Highly Suspicious and Unfairly Cute(30)


Celine blinks. Her face is unreadable. I keep talking, fast.

“I mean, just…when we’re in places like this. Just act like we’re strangers, or something…and then…it’ll be easier,” I finish. “When we argue, we distract each other. But we both need to do this, to focus, to succeed.” I feel like I woke up in the middle of the night desperate for a wee, and now I’m feeling my way past furniture in the pitch-black with a serious sense of urgency. “Just…let’s…normal?”

Just. Let’s. Normal.

Amazing. Absolute round of applause. I will make an incredible barrister, standing solemnly before the judge as I ask: “Just…let’s…innocent?”

“Fine,” Celine says suddenly, shockingly. “Whatever. As long as you shut up about it. Now, would you listen to me?” Her hand—

Cups my chin.

She’s touching me. She’s touching me. She—

Pushes my head up.

Her fingertips are damp and freezing and my throat, my face, is on fire—

“See?” she says.

I blink hard.

There’s a plastic bag hidden in the tree above us, with a little green booklet inside.





SUNDAY, 9:20 P.M.


Jordan: Have        you killed Celine yet or what





Brad: worse





Brad: much worse





Jordan: YOU KISSED HER DIDN’T YOU





Brad: ????





Brad: no???





Brad: why would you say that?





Brad: Jordan





Brad: JORDAN.





Brad: TEXT ME BACK YOU COWARD.





CHAPTER SIX





CELINE


“That game was completely rigged,” I huff.

“You might’ve mentioned that,” Aurora murmurs wryly, “a thousand times or so.”

“Yeah, yeah.” It’s a little past nine and we’re holed up in our room trying to ignore the sounds of the other team’s common room party. They got back seven minutes before us, which is apparently significant enough that they get music and party snacks and we get washing-up duty. Outrageous, if you ask me.

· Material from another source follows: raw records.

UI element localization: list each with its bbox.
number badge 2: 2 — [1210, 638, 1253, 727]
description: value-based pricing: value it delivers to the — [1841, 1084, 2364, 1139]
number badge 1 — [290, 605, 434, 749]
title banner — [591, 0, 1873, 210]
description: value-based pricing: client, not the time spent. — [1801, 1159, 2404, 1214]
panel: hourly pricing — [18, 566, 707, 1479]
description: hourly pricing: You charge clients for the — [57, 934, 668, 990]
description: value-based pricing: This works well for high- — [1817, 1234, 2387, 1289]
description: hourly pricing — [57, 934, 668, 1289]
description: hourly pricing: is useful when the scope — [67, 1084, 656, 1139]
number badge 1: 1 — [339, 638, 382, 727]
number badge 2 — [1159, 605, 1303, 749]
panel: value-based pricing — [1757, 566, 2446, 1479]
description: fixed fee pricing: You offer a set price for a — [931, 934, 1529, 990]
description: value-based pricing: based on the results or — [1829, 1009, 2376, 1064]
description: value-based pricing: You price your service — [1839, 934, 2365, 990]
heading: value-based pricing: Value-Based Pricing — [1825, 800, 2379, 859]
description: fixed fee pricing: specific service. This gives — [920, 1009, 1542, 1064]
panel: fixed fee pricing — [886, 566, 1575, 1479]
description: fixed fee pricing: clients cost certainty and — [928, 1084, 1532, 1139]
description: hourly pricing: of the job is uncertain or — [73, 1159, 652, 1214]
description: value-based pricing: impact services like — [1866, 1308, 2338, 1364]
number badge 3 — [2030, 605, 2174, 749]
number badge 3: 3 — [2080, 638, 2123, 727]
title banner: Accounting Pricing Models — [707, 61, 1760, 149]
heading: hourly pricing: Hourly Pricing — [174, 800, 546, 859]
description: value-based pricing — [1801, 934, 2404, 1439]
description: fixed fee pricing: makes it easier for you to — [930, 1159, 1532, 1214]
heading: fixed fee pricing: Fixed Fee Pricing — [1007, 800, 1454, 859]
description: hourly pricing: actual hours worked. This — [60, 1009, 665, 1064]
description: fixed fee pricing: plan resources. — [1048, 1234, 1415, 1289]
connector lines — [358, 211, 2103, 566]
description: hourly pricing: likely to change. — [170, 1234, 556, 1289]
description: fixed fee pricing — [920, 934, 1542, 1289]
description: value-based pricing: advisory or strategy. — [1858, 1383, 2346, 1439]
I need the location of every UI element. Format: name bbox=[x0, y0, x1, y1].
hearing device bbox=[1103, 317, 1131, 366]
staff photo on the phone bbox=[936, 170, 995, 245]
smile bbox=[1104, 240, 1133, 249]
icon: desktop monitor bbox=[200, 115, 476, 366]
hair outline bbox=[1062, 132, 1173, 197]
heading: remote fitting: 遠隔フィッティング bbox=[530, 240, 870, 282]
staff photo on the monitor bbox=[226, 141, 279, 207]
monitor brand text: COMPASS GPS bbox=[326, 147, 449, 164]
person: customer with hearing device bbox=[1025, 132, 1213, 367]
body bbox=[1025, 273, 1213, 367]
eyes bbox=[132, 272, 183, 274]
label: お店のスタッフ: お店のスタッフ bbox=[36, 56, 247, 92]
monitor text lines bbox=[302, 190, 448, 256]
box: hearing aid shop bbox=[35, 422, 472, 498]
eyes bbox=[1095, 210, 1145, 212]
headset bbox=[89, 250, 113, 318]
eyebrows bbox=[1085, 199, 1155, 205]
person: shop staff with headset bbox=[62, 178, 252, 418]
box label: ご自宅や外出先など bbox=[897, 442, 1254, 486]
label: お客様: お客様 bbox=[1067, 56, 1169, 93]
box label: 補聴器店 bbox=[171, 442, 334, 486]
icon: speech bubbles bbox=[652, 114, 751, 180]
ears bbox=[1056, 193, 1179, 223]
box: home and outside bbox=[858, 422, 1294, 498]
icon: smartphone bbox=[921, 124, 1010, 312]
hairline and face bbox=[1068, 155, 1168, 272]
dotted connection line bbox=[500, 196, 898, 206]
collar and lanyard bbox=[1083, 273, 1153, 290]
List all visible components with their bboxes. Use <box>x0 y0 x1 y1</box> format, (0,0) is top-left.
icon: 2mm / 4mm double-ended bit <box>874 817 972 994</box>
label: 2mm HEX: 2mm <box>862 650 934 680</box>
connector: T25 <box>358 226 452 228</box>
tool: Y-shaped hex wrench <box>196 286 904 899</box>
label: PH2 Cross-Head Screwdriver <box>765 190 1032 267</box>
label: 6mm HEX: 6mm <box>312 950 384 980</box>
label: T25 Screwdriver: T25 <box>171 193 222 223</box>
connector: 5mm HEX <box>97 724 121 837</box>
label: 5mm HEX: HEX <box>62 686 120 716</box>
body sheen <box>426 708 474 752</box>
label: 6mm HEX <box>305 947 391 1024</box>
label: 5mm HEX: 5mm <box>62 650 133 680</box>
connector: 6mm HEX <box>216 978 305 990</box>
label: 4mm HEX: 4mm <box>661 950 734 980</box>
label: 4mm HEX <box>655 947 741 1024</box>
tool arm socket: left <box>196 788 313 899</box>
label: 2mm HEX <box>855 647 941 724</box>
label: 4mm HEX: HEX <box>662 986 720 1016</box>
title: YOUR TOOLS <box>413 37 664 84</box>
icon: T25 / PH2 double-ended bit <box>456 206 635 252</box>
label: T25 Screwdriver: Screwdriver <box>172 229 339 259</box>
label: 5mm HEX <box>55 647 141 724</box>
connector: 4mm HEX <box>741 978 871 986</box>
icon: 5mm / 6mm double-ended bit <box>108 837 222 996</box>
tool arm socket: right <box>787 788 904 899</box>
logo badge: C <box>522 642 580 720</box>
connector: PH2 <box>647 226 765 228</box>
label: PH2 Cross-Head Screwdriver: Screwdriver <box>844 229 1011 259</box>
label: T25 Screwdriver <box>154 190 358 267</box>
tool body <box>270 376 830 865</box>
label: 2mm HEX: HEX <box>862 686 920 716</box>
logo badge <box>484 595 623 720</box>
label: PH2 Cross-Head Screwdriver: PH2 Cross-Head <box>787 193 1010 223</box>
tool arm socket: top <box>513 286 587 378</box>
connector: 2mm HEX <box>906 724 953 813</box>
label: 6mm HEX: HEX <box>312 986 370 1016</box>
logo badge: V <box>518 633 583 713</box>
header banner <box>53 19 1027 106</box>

On the plus side, washing up dinner plates doesn’t take long when there’s ten of you to do it, so I’m already sitting here in my room, moaning while I watch Aurora journal. Analogue hobbies fascinate me. Why write stuff down when you could just film, record a voice-over, and throw some sparkles at it? Then again, Aurora does seem relaxed right now. I crane my neck to stare at the plain brown leather of her scrapbook.

“Does that say emotional barometer?” A moment after I ask, I realize it might be an awkward question. Emotions are private; everyone knows that. “You don’t have to tell me,” I add quickly.

Pink spreads across her nose—and her ears, I notice, because Aurora’s ready for bed with her hair in a ponytail, tucked up under the covers. “No, I don’t mind,” she says shyly. “And yes, it does say emotional barometer. I like to track my moods.”

Wild. I only have two moods: pissed and fine. “How come?”

She shrugs. “Hormone cycles and stuff. It’s nice to know when I’m really sad and when I’m just PMSing.”

Well, damn. I stare at her, impressed. “You are so wise. Can I read your palm?”

“Erm,” she says. “No, thank you.”

It’s possible I pout. “Do you bullet journal? Like all those cute Instagram accounts?”

She nods.

“Do you use the pretty tape?”

She nods again.

I am torn apart with jealousy. “I tried to do one of those, but I couldn’t choose a color scheme and my bubble writing looked drunk and/or deeply disturbed.”

“Maybe you’re naturally drawn to a more minimalist style,” she says kindly.

I glance down at my pajamas, dark green with spooky yellow mushrooms all over them. “Um. Maybe.”

She laughs. “So, what’s up with you and Brad?”

At the sound of his name, the air turns solid and still—or maybe that’s just me. I feel strange. What happened between us earlier, out in the woods, was weird. I don’t want to think about it and I definitely don’t want to talk. “Er…” I squint, searching for signs of a slight fold in the space-time continuum. “Am I losing time? Did I just slip past a whole conversation where we worked up to this?”

Aurora ducks her head. “No. Sorry. I just…I thought I’d ask before I could convince myself not to.” She wince-laughs and it is annoyingly charming. I really do like her, even though my fight-or-flight instincts would love to tell her to back off right now.

But that would be immature, and while my mental age is stuck around twelve, I need to get better at hiding that if I plan to be a Fabulously Wealthy and Agonizingly Successful Legal Professional. So instead of ignoring her and going huffily to sleep, I arrange the raggedy, off-white duvet more neatly over my lap and mutter, “Just…Warm a girl up first, would you?”